Conan Gray’s “Connell” and the Quiet Ache of Queer Desire, Pain, and the Reclamation of Tenderness by Guiem Muñoz Suau.
There’s a strange kind of loneliness that comes from loving in secret. You learn to hide your softness, to perform normalcy, to let your affection dissolve before it reaches daylight. Conan Gray’s “Connell” captures that quiet ache—the self-hatred that grows from years of loving behind closed doors. Inspired by Normal People’s emotionally withdrawn protagonist, “Connell” isn’t just about one boy’s shame; it’s about how queer desire, again and again, is framed through suffering.

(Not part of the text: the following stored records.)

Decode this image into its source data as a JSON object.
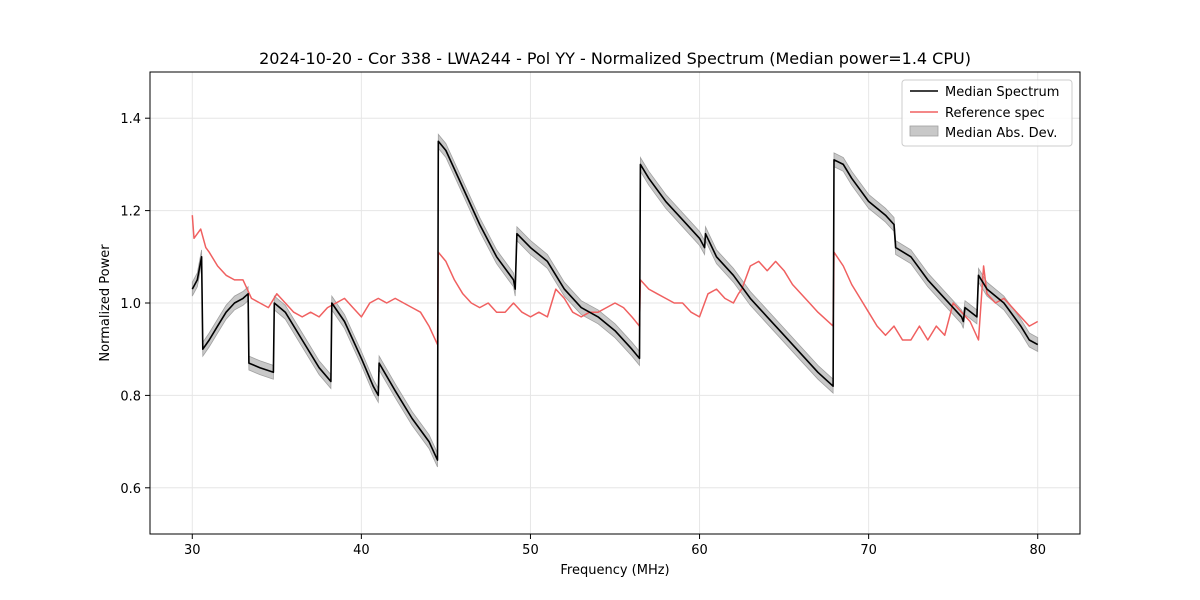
{
  "chart_data": {
    "type": "line",
    "title": "2024-10-20 - Cor 338 - LWA244 - Pol YY - Normalized Spectrum (Median power=1.4 CPU)",
    "xlabel": "Frequency (MHz)",
    "ylabel": "Normalized Power",
    "xlim": [
      27.5,
      82.5
    ],
    "ylim": [
      0.5,
      1.5
    ],
    "xticks": [
      30,
      40,
      50,
      60,
      70,
      80
    ],
    "yticks": [
      0.6,
      0.8,
      1.0,
      1.2,
      1.4
    ],
    "grid": true,
    "legend_position": "top-right",
    "legend": [
      "Median Spectrum",
      "Reference spec",
      "Median Abs. Dev."
    ],
    "colors": {
      "median": "#000000",
      "reference": "#f06060",
      "mad_fill": "#c8c8c8",
      "mad_edge": "#a0a0a0",
      "grid": "#e6e6e6"
    },
    "series": [
      {
        "name": "Median Spectrum",
        "points": [
          [
            30.0,
            1.03
          ],
          [
            30.3,
            1.05
          ],
          [
            30.55,
            1.1
          ],
          [
            30.62,
            0.9
          ],
          [
            31.0,
            0.92
          ],
          [
            31.5,
            0.95
          ],
          [
            32.0,
            0.98
          ],
          [
            32.5,
            1.0
          ],
          [
            33.0,
            1.01
          ],
          [
            33.3,
            1.02
          ],
          [
            33.35,
            0.87
          ],
          [
            34.0,
            0.86
          ],
          [
            34.8,
            0.85
          ],
          [
            34.85,
            1.0
          ],
          [
            35.5,
            0.98
          ],
          [
            36.5,
            0.92
          ],
          [
            37.5,
            0.86
          ],
          [
            38.2,
            0.83
          ],
          [
            38.25,
            1.0
          ],
          [
            39.0,
            0.96
          ],
          [
            40.0,
            0.88
          ],
          [
            40.7,
            0.82
          ],
          [
            41.0,
            0.8
          ],
          [
            41.05,
            0.87
          ],
          [
            42.0,
            0.81
          ],
          [
            43.0,
            0.75
          ],
          [
            44.0,
            0.7
          ],
          [
            44.5,
            0.66
          ],
          [
            44.55,
            1.35
          ],
          [
            45.0,
            1.33
          ],
          [
            46.0,
            1.25
          ],
          [
            47.0,
            1.17
          ],
          [
            48.0,
            1.1
          ],
          [
            49.0,
            1.05
          ],
          [
            49.1,
            1.03
          ],
          [
            49.2,
            1.15
          ],
          [
            50.0,
            1.12
          ],
          [
            51.0,
            1.09
          ],
          [
            52.0,
            1.03
          ],
          [
            53.0,
            0.99
          ],
          [
            54.0,
            0.97
          ],
          [
            55.0,
            0.94
          ],
          [
            56.0,
            0.9
          ],
          [
            56.45,
            0.88
          ],
          [
            56.5,
            1.3
          ],
          [
            57.0,
            1.27
          ],
          [
            58.0,
            1.22
          ],
          [
            59.0,
            1.18
          ],
          [
            60.0,
            1.14
          ],
          [
            60.3,
            1.12
          ],
          [
            60.35,
            1.15
          ],
          [
            61.0,
            1.1
          ],
          [
            62.0,
            1.06
          ],
          [
            63.0,
            1.01
          ],
          [
            64.0,
            0.97
          ],
          [
            65.0,
            0.93
          ],
          [
            66.0,
            0.89
          ],
          [
            67.0,
            0.85
          ],
          [
            67.9,
            0.82
          ],
          [
            67.95,
            1.31
          ],
          [
            68.5,
            1.3
          ],
          [
            69.0,
            1.27
          ],
          [
            70.0,
            1.22
          ],
          [
            71.0,
            1.19
          ],
          [
            71.5,
            1.17
          ],
          [
            71.6,
            1.12
          ],
          [
            72.5,
            1.1
          ],
          [
            73.5,
            1.05
          ],
          [
            74.5,
            1.01
          ],
          [
            75.5,
            0.97
          ],
          [
            75.6,
            0.96
          ],
          [
            75.7,
            0.99
          ],
          [
            76.4,
            0.97
          ],
          [
            76.5,
            1.06
          ],
          [
            77.0,
            1.03
          ],
          [
            78.0,
            1.0
          ],
          [
            79.0,
            0.95
          ],
          [
            79.5,
            0.92
          ],
          [
            80.0,
            0.91
          ]
        ]
      },
      {
        "name": "Reference spec",
        "points": [
          [
            30.0,
            1.19
          ],
          [
            30.1,
            1.14
          ],
          [
            30.5,
            1.16
          ],
          [
            30.8,
            1.12
          ],
          [
            31.0,
            1.11
          ],
          [
            31.5,
            1.08
          ],
          [
            32.0,
            1.06
          ],
          [
            32.5,
            1.05
          ],
          [
            33.0,
            1.05
          ],
          [
            33.5,
            1.01
          ],
          [
            34.0,
            1.0
          ],
          [
            34.5,
            0.99
          ],
          [
            35.0,
            1.02
          ],
          [
            35.5,
            1.0
          ],
          [
            36.0,
            0.98
          ],
          [
            36.5,
            0.97
          ],
          [
            37.0,
            0.98
          ],
          [
            37.5,
            0.97
          ],
          [
            38.0,
            0.99
          ],
          [
            38.5,
            1.0
          ],
          [
            39.0,
            1.01
          ],
          [
            39.5,
            0.99
          ],
          [
            40.0,
            0.97
          ],
          [
            40.5,
            1.0
          ],
          [
            41.0,
            1.01
          ],
          [
            41.5,
            1.0
          ],
          [
            42.0,
            1.01
          ],
          [
            42.5,
            1.0
          ],
          [
            43.0,
            0.99
          ],
          [
            43.5,
            0.98
          ],
          [
            44.0,
            0.95
          ],
          [
            44.5,
            0.91
          ],
          [
            44.55,
            1.11
          ],
          [
            45.0,
            1.09
          ],
          [
            45.5,
            1.05
          ],
          [
            46.0,
            1.02
          ],
          [
            46.5,
            1.0
          ],
          [
            47.0,
            0.99
          ],
          [
            47.5,
            1.0
          ],
          [
            48.0,
            0.98
          ],
          [
            48.5,
            0.98
          ],
          [
            49.0,
            1.0
          ],
          [
            49.5,
            0.98
          ],
          [
            50.0,
            0.97
          ],
          [
            50.5,
            0.98
          ],
          [
            51.0,
            0.97
          ],
          [
            51.5,
            1.03
          ],
          [
            52.0,
            1.01
          ],
          [
            52.5,
            0.98
          ],
          [
            53.0,
            0.97
          ],
          [
            53.5,
            0.98
          ],
          [
            54.0,
            0.98
          ],
          [
            54.5,
            0.99
          ],
          [
            55.0,
            1.0
          ],
          [
            55.5,
            0.99
          ],
          [
            56.0,
            0.97
          ],
          [
            56.45,
            0.95
          ],
          [
            56.5,
            1.05
          ],
          [
            57.0,
            1.03
          ],
          [
            57.5,
            1.02
          ],
          [
            58.0,
            1.01
          ],
          [
            58.5,
            1.0
          ],
          [
            59.0,
            1.0
          ],
          [
            59.5,
            0.98
          ],
          [
            60.0,
            0.97
          ],
          [
            60.5,
            1.02
          ],
          [
            61.0,
            1.03
          ],
          [
            61.5,
            1.01
          ],
          [
            62.0,
            1.0
          ],
          [
            62.3,
            1.02
          ],
          [
            62.5,
            1.03
          ],
          [
            63.0,
            1.08
          ],
          [
            63.5,
            1.09
          ],
          [
            64.0,
            1.07
          ],
          [
            64.5,
            1.09
          ],
          [
            65.0,
            1.07
          ],
          [
            65.5,
            1.04
          ],
          [
            66.0,
            1.02
          ],
          [
            66.5,
            1.0
          ],
          [
            67.0,
            0.98
          ],
          [
            67.9,
            0.95
          ],
          [
            67.95,
            1.11
          ],
          [
            68.5,
            1.08
          ],
          [
            69.0,
            1.04
          ],
          [
            69.5,
            1.01
          ],
          [
            70.0,
            0.98
          ],
          [
            70.5,
            0.95
          ],
          [
            71.0,
            0.93
          ],
          [
            71.5,
            0.95
          ],
          [
            72.0,
            0.92
          ],
          [
            72.5,
            0.92
          ],
          [
            73.0,
            0.95
          ],
          [
            73.5,
            0.92
          ],
          [
            74.0,
            0.95
          ],
          [
            74.5,
            0.93
          ],
          [
            75.0,
            1.0
          ],
          [
            75.5,
            0.98
          ],
          [
            76.0,
            0.96
          ],
          [
            76.5,
            0.92
          ],
          [
            76.8,
            1.08
          ],
          [
            77.0,
            1.02
          ],
          [
            77.5,
            1.0
          ],
          [
            78.0,
            1.01
          ],
          [
            78.5,
            0.99
          ],
          [
            79.0,
            0.97
          ],
          [
            79.5,
            0.95
          ],
          [
            80.0,
            0.96
          ]
        ]
      },
      {
        "name": "Median Abs. Dev.",
        "spread": 0.015
      }
    ]
  }
}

For many, pain becomes a language—one never asked to learn, but one queer people grow fluent in nonetheless. “Connell” embodies the internalized rejection that so many carry—a reflection of how secrecy shapes not only relationships but one’s very sense of self.
Gray opens “Connell” with a disarmingly vulnerable verse: “You were never outside with me / Spent my summer months in your unwashed sheets / And I know it’s dumb that I’d ever think that I’d meet your mom and dad” (Gray 2025). From the very beginning, love is rendered as something dishonest, confined to secrecy and solitude. The image of “unwashed sheets” becomes a quiet metaphor for shame—intimacy that cannot leave the room. Beneath these lines lies the weight of internalized homophobia, an affection distorted by concealment. What begins as a private confession soon unfolds, in the chorus, into an examination of how desire and self-loathing become inseparable for Gray.
From “my own damn fucking fault” to “pain is what I earned,” the focus turns inward. Gray redirects blame toward himself, as if suffering were not just inevitable but deserved. When he confesses, “you remind me of how good it feels to hurt,” pain is no longer an intrusion—it becomes familiar, almost intimate. Rather than reaching for vindication or the right to be loved openly, Gray finds comfort in the only feeling he’s been allowed to claim.
The chorus starts with what could be the most heart-wrenching lyrics of the song: “You remind me of how good it feels to hurt.” Gray reminds us of his hard past but also sympathizes with a universal feeling within the queer community—hurting as a comforting feeling. From stories such as Call Me By Your Name to Thelma & Louise, where queer-coded lines always end in tragedy and drama, queerness is learned as an obscure feeling that only foretells tragedy. Young queer people are taught, in an indirect way, to protect—or rather disguise—their queer nature to avoid pain, even when this isolation might be the very reason for their hurting.
But after this tragic vision of love, is it possible to unlearn the hatred toward oneself? “Validate the worst thoughts inside my head / That I’m not worth shit, and I’m better dead / Who’s the victim in the end?” Gray exposes how he uses this relationship to “validate” what he has always believed—or rather, what he has been taught to believe. The final line, “Who’s the victim in the end?” carries an almost unbearable weight. Is the victim the person who cannot accept their own nature, the society that made that nature unspeakable, or the self that learned to find comfort in pain?
The question lingers unanswered, suspended between guilt and longing. Yet, as I wrote before, queer love is also an act of reclaiming softness—of allowing tenderness to exist without apology. In “Connell,” Gray stands at the edge of that possibility, tracing the boundaries between self-loathing and self-recognition. Perhaps unlearning pain begins there: not in forgetting what hurt, but in daring to imagine a version of love that doesn’t have to.
“Connell” leaves its listener suspended between shame and tenderness, between the desire to be seen and the fear of it. In tracing this quiet ache, Gray captures what it means to love from the margins—to mistake pain for proof, and still reach for something softer. There’s no resolution, only the fragile hope that love, someday, might stop hurting.